When mapping literature and reviewing a field of investigation the use of a criterion based on the thematic ‘object of study’ is often misleading. When the authors of a thematic review is simply driven by the ‘area of study or sub-topics’ there is a high risk of them quoting investigations on the same objects but inspired by very different paradigms, let alone the importance of the epistemic principles and theoretical approaches that guide each research’s plan and interpretation of results. If the author neglects the different heuristic horizons underlying the concept of society which inspires theories and paradigms, we have already showed years ago how confusing it can be when we assimilate studies on the same thematic object conducted from the social cognition or the social representations perspective, even if both aim at acquiring knowledge of the social world. A chapter entitled ‘Thematic Perspectives and Epistemic Principles in Developmental Social Cognition and Social Representations’ (de Rosa 1992) has listed an impressive amount of studies conducted on the same areas or objects, either related to inter-individual relations and intergroup comparisons (i.e. moral judgment, rules and convention, interpersonal perception, interpersonal relations, intelligence and its social definitions, health, illness and death, mental illness, deviance and handicap, sexuality, socio-sexual rules and gender, body, etc.) or to macro social organizations and institutions (i.e. economics, politics, institutions and institutional roles, urban and rural environment, etc.). Besides the thematic affinity between the studies listed in that article, the analysis intended to highlight how different outcomes can be when authors inspired by two different paradigms, namely Social Cognition and Social Representations, carry out empirical investigations on and give theoretical explanations for the same phenomena. We made it clear that both paradigms share a constructivist approach to social knowledge (both focus on a subject that actively structures knowledge and is a vehicle of common sense and pre-existing views and informational maps of the world), but in the Social Representations Theory there is a strong integration between constructivism and interactionism as epistemic principles.

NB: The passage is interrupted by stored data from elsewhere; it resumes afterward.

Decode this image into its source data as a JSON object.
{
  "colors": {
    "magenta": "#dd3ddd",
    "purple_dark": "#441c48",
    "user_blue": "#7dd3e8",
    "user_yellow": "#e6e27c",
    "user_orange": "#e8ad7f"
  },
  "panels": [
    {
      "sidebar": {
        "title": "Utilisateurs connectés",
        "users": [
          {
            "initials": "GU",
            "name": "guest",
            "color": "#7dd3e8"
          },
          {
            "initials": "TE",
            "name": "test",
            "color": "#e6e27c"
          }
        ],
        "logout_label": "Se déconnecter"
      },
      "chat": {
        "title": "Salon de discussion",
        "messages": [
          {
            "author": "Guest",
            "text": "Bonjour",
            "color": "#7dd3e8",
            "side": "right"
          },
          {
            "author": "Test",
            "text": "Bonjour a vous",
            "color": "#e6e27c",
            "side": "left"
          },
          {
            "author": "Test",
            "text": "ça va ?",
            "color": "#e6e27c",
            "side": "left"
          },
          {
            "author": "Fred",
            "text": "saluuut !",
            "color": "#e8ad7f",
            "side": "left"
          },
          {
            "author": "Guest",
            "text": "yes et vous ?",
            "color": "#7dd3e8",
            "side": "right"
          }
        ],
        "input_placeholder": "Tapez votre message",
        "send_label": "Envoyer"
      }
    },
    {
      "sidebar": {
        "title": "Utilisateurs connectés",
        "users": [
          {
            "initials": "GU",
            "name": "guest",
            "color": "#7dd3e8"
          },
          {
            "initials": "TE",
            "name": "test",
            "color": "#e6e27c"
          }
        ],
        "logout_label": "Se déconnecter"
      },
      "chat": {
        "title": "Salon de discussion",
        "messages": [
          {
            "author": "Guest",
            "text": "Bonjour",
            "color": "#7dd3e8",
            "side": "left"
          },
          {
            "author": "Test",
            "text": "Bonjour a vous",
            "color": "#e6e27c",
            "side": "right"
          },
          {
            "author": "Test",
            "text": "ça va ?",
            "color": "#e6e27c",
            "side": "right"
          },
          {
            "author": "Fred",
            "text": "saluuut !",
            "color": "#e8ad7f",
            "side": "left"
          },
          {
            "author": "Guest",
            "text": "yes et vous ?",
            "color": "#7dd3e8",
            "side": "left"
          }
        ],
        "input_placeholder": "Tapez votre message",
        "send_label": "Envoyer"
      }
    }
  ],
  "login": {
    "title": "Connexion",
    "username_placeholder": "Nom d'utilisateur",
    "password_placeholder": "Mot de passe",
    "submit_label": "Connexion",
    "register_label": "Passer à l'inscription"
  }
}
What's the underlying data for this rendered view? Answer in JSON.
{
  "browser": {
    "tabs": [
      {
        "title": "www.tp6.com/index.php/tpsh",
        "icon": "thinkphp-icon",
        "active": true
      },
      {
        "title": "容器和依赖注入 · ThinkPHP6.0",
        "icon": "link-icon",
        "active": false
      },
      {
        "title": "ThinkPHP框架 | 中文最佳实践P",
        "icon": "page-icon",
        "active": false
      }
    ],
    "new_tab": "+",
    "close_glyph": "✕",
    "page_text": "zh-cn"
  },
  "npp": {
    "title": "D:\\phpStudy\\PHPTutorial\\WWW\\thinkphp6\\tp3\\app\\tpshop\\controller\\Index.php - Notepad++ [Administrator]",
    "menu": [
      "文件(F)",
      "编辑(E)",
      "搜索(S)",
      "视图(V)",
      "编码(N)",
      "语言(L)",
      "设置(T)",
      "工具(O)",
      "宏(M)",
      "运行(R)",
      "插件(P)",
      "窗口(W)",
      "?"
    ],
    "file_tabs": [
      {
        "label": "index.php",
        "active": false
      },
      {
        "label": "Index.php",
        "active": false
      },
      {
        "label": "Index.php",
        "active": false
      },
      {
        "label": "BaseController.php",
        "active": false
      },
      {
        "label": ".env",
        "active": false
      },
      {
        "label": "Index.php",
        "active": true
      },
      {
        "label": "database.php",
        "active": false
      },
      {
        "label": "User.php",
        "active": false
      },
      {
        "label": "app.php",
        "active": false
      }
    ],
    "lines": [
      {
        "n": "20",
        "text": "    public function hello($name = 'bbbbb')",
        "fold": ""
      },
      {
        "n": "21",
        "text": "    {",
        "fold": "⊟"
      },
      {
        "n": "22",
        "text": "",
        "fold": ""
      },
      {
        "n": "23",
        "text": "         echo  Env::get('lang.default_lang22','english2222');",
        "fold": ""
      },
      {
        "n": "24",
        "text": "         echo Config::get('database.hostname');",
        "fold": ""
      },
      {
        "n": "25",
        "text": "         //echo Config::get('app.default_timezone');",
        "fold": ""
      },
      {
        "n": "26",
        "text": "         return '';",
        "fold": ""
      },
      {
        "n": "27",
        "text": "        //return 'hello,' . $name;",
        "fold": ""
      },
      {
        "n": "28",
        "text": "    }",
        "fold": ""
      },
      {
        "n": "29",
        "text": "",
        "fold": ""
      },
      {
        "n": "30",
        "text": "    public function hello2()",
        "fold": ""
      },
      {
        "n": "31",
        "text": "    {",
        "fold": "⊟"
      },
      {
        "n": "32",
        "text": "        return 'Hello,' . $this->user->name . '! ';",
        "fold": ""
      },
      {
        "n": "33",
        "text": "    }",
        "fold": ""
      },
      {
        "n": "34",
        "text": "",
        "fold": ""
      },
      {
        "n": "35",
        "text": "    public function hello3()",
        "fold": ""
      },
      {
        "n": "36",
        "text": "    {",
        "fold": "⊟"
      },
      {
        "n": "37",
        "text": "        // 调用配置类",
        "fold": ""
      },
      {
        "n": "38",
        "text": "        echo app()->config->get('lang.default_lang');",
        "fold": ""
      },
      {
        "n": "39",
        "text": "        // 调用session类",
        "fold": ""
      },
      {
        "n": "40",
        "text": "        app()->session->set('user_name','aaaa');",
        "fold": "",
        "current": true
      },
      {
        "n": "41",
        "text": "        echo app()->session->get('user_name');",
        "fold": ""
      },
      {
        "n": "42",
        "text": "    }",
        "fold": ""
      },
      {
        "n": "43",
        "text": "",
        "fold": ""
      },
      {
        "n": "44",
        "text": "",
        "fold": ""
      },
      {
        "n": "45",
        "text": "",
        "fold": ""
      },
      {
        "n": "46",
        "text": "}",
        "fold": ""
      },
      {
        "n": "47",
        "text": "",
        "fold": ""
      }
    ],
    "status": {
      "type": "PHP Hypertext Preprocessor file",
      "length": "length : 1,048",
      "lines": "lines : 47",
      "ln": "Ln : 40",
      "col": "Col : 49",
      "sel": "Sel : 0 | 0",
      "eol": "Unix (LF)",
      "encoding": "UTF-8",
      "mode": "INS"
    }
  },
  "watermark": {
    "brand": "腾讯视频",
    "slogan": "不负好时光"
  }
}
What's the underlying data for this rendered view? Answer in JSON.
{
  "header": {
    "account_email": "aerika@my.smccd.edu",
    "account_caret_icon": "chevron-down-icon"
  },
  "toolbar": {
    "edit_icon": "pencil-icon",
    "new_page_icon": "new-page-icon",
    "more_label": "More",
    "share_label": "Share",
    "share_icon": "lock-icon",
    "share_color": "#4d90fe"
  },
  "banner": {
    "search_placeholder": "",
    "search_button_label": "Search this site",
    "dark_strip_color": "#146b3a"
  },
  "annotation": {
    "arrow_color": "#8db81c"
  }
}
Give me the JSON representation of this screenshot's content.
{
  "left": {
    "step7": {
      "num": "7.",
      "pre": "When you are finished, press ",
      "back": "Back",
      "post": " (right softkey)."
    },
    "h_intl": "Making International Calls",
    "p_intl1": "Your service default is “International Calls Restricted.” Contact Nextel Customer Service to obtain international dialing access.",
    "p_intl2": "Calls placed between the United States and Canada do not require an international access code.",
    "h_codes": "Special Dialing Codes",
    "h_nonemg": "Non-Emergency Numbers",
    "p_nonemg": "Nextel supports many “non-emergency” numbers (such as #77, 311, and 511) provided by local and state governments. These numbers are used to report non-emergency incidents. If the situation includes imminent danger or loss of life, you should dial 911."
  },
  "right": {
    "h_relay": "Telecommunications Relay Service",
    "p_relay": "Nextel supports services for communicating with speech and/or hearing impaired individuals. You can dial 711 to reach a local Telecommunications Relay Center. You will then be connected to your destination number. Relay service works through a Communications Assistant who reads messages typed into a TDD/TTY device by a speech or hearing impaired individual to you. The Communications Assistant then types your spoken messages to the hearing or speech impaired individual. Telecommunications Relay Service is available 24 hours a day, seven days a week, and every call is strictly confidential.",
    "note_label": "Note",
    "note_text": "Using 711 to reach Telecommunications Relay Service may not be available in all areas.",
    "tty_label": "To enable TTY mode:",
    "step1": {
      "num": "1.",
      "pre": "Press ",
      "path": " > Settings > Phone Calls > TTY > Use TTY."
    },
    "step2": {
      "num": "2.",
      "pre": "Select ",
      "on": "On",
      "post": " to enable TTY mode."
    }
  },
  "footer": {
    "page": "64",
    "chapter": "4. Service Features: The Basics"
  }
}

This is clear when we consider the different meanings ascribed to the word ‘social’:

The Social Cognition approach treats the social world in the same way it addresses the natural world, as an object of cognitive operations and categorization, since invariable forms are considered superior to variable contents. Therefore, the Social Cognition approach ‘by adopting a strictly individual type of constructivism which considers cognitive structure as invariable, ends up defining social psychology by applying general cognitive psychology to the study of social stimuli’ (Ugazio 1988: 44);

On the contrary, in the Social Representations approach, the ‘social’ is an element that generates knowledge (genesis), orients its goal and functions, influences its diffusion and transformation. ‘Thus it is not the common object or sharing criteria which validate the social nature of representations, but the social exchanges that produce them’ (de Rosa 1992: 125).